At East Lake, cash matters most
ATLANTA On an East Lake course that might require a canoe, Padraig Harrington is looking for a wheelbarrow.
The Irishman is not the first player to suggest putting $10 million cash for winning the FedEx Cup on the 18th green to remind everyone what’s at stake this week at the Tour Championship. He simply painted the most compelling picture.
“I do believe they should give out the cash on the 18th green,” Harrington said. “Just sit it there, have a good look at it. We could take it in a wheelbarrow up to the clubhouse. Anything that falls out, it’s the caddie’s.”
For the moment, that’s what the FedEx Cup is all about—money.
The value of the trophy remains a work in progress.
Does it reward the best year?
It did the inaugural season in 2007. Tiger Woods won five times before the playoffs began, skipped the opening playoff event and then turned the FedEx Cup into a coronation with a runner-up at the next tournament and victories in the last two.
That wasn’t the case a year ago, when Harrington had a magical summer by winning consecutive majors and was voted player of the year by every golf organization. Yet because of a volatile points system, he didn’t even make it to the Tour Championship. Vijay Singh got hot at the right time—August—won the first two playoff events and captured the FedEx Cup.
This year has it just about right—maybe.
The top two players are Woods and Edgerton native Steve Stricker, and rightly so. They have the most victories (Woods with six, Stricker with three), yet they only kept their spots at the top of the standings by winning a playoff event.
Next in line is Jim Furyk, steady as ever, although mysteriously winless over the last two years. Even so, he was consistent enough to start the playoffs at No. 16, and good enough when it counted the last three weeks to rise to No. 3. Zach Johnson is No. 4, courtesy of two victories during the regular season and one good week in the playoffs, when he finished fifth at the BMW Championship.
Heath Slocum is No. 5, whom the PGA Tour can tout forever when it says everyone has a chance. Slocum only qualified for the 125-man start of the playoffs by a mere two points, yet he finished atop a world-class leaderboard at The Barclays.
The top five have the best chance because all they have to do is win the Tour Championship to claim the FedEx Cup.
Mathematically, all 30 players East Lake have a chance. The lower they are in the standings, the longer the odds. Too much is made of the points system being confusing. It’s a safe bet that hardly anyone knows how much money Woods has won this year, only that it’s more than anyone else. The same principle applies.
Here’s the simple math:
n The players who had the best regular season began the playoffs with the best odds of getting to the Tour Championship.
n The players who performed the best during the playoffs have the best shot at winning the FedEx Cup.
“It rewards you for playing well in the regular season, and even more for playing well in the playoffs,” Stewart Cink said. “Every tournament is meaningful. So I think it’s good. I think the skeleton that we have right now of the major part of the system will stay in place. There probably will be some major changes, but I think this year is closer to what the intent was when we first started out.”
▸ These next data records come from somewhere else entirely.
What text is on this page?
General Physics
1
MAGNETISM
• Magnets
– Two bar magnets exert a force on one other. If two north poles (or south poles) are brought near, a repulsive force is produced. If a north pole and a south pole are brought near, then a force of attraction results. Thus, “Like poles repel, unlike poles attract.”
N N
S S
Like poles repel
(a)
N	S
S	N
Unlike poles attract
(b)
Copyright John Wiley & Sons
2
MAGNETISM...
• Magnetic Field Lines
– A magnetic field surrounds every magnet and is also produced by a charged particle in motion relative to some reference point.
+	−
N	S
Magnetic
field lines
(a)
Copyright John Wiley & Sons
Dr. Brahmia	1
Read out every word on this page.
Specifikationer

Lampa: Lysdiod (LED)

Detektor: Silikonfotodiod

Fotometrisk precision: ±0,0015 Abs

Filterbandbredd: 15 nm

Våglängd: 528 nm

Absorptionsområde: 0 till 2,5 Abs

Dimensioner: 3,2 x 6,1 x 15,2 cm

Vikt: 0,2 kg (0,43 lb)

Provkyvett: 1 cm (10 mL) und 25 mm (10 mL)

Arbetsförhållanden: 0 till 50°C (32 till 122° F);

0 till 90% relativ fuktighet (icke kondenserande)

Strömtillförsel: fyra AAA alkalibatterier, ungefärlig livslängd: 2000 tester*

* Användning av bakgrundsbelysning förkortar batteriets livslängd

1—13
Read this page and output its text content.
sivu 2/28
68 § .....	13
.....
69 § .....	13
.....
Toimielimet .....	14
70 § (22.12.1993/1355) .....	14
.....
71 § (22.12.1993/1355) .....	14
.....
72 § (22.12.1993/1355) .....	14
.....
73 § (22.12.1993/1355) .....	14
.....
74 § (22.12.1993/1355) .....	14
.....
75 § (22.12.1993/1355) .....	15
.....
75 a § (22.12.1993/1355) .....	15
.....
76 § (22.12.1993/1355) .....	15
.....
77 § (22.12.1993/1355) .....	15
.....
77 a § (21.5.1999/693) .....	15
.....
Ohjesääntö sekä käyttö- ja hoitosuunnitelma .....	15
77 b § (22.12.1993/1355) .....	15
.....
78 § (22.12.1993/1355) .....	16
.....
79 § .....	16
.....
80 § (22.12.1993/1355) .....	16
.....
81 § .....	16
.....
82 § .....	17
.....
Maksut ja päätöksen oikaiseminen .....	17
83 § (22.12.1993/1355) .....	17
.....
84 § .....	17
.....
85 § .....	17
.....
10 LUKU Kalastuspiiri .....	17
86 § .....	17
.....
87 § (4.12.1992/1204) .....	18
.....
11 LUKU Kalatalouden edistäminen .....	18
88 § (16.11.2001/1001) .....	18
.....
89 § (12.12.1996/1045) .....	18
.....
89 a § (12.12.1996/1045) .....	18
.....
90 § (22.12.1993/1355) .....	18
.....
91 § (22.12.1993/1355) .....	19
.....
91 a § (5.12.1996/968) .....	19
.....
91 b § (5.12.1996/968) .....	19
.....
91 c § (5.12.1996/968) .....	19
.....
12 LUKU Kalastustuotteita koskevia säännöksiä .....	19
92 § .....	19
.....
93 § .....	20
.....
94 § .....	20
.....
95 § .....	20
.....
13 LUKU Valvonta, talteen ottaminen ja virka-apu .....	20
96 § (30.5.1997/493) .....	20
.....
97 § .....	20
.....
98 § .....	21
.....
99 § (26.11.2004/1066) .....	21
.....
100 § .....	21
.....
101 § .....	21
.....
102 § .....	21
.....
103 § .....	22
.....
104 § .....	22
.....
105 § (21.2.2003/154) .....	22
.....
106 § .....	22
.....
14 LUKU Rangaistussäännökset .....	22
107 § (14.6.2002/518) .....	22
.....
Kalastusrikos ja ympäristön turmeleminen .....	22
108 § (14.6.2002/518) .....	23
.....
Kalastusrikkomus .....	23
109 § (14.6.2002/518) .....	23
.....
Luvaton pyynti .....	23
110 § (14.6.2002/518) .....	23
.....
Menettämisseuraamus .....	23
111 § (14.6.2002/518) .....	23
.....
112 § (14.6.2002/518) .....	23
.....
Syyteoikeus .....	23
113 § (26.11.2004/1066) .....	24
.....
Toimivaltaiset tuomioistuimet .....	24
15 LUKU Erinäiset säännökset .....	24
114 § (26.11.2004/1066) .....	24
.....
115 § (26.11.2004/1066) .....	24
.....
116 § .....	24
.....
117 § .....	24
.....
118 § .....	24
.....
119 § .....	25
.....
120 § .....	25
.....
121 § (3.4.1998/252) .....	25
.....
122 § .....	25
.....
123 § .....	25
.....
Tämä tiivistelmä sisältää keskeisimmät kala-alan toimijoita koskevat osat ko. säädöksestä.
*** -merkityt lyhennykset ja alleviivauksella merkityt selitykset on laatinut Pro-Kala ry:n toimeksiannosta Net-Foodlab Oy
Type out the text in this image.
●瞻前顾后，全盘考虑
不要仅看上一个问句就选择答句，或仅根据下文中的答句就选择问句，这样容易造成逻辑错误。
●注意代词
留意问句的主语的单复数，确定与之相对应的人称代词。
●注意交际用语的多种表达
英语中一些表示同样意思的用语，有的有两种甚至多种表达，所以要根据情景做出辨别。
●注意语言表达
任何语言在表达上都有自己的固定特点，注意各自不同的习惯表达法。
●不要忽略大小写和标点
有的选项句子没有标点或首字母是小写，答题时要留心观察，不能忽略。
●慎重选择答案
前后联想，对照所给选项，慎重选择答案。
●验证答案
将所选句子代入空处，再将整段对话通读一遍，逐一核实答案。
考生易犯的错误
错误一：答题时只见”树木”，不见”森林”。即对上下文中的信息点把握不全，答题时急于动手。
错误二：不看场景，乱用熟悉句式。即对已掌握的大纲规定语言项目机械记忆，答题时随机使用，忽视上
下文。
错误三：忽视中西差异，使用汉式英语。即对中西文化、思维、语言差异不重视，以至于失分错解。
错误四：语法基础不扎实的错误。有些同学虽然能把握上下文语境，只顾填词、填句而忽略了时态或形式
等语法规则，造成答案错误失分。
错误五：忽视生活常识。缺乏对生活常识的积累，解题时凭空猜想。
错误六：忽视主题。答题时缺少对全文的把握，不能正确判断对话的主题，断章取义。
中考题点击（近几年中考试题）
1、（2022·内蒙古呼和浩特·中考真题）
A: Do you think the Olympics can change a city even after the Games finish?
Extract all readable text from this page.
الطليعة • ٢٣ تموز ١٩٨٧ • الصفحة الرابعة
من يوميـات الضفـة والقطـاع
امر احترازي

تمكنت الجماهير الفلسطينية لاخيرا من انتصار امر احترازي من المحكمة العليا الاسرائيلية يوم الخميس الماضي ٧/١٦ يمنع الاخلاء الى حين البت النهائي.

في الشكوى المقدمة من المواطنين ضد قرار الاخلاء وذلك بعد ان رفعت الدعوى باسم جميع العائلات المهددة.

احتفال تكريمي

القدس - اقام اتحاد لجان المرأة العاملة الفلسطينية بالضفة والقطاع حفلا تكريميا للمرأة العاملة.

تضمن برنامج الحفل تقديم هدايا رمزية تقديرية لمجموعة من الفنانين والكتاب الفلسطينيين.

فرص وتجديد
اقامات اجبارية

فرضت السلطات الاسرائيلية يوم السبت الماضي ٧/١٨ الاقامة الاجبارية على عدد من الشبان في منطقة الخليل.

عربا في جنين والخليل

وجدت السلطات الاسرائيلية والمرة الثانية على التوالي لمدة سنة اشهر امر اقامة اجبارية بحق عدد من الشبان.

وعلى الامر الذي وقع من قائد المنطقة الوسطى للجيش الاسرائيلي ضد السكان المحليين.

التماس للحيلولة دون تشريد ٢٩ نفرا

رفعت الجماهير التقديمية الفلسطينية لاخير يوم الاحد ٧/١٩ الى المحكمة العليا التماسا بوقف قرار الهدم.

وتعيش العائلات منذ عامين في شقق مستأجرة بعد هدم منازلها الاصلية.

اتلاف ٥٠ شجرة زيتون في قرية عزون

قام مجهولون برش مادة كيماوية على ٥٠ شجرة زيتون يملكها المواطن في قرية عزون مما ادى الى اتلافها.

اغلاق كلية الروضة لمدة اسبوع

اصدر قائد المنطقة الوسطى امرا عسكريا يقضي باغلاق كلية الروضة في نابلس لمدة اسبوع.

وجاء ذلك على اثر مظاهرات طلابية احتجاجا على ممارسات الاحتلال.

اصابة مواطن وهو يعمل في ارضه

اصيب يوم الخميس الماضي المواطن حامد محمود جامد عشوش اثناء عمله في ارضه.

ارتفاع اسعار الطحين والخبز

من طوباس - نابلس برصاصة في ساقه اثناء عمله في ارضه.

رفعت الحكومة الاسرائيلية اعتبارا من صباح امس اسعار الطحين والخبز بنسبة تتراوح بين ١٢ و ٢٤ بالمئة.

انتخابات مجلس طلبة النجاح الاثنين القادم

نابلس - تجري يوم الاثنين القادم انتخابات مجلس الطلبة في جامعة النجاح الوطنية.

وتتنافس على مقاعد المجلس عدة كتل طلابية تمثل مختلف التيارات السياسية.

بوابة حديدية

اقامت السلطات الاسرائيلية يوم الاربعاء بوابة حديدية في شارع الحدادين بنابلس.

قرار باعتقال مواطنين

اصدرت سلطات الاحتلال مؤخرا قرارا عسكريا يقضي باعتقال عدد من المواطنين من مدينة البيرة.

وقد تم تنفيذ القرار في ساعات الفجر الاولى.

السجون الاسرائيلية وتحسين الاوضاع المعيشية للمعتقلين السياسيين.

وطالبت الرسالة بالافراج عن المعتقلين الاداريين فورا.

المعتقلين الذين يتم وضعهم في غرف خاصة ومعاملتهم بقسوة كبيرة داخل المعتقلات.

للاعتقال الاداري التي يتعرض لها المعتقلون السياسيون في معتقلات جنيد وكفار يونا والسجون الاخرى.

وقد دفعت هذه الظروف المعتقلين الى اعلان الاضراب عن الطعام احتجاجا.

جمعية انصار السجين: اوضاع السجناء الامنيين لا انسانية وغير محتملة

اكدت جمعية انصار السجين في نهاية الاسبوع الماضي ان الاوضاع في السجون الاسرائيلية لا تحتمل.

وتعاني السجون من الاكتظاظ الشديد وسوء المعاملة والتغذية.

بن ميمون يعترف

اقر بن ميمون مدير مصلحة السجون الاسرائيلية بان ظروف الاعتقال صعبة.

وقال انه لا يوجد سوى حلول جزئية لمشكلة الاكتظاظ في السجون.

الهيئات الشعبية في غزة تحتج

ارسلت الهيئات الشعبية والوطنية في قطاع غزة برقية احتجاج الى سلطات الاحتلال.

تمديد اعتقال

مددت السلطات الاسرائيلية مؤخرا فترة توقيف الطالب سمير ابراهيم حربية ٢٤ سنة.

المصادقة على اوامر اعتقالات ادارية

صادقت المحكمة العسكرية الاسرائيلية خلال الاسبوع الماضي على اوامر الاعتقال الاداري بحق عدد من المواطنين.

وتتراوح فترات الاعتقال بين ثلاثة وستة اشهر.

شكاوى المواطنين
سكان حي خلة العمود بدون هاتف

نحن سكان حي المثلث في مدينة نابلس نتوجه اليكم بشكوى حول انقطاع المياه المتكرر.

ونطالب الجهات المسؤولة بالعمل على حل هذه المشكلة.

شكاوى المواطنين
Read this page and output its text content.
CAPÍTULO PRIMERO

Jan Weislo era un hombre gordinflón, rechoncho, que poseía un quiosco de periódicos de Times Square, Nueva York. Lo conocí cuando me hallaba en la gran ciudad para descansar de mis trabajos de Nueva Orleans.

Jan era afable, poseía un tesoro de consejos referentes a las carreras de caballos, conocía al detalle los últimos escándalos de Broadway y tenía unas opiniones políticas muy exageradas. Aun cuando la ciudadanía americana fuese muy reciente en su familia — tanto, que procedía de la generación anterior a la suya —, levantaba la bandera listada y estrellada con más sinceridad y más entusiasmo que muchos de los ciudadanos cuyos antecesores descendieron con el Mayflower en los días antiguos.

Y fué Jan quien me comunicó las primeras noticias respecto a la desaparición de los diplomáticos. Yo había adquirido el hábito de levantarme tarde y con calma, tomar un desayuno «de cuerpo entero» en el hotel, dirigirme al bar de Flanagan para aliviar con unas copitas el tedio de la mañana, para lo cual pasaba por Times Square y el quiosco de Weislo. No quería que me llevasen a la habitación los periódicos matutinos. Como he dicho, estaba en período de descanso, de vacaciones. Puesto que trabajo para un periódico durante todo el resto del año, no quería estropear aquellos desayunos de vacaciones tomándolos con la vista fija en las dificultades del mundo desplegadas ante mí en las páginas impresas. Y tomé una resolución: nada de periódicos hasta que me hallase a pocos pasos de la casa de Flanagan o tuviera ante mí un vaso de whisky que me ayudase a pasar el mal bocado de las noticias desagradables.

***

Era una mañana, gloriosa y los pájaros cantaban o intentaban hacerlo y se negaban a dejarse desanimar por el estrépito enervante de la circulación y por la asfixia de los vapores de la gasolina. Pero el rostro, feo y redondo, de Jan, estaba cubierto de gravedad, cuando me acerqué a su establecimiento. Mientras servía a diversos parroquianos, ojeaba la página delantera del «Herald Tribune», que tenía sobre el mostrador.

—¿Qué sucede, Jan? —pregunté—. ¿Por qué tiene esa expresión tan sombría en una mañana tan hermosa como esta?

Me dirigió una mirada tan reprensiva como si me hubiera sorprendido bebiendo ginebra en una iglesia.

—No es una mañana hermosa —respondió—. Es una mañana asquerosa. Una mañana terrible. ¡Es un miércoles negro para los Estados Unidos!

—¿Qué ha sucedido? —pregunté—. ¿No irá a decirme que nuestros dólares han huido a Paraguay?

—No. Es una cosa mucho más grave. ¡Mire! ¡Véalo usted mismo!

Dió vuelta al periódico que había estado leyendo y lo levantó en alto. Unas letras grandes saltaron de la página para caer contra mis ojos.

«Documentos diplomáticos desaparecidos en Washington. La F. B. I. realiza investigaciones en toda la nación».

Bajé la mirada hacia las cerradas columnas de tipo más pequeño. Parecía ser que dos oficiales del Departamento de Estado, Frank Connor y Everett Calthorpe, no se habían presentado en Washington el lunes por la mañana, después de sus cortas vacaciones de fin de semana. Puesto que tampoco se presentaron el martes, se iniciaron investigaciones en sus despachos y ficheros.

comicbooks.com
The FedEx Cup will be decided on an East Lake course that could be more challenging than ever. The Atlanta area has received about 2 feet of rain over the last week, including nearly 4 inches on Monday. The course to the 30 players until noon Tuesday.
Salvation comes from a new drainage system and sub-air pumps on the greens that have left them in immaculate shape. Still, officials were still trying to get a lawn mower on the fairway, and it could be a while before they can clip the thick, wet rough. That could make East Lake and its 7,304 yards a beast of a par 70.
Whether the FedEx Cup can be seen as a universal success depends largely on the winner.
Woods’ name on the trophy gives it credibility. Ditto for Stricker, and a case could be made for Johnson, or even Geoff Ogilvy, Kenny Perry and Phil Mickelson, all of whom would have won three times this year. The worst-case scenario would be Furyk or Harrington, who could win the FedEx Cup without having won a single tournament this year.
The points have been reset for the Tour Championship to guarantee a compelling finish. The only problem is that does not guarantee a winner who has played well all year.
Considering how meaningless the Tour Championship was the last two years, that’s not a bad trade.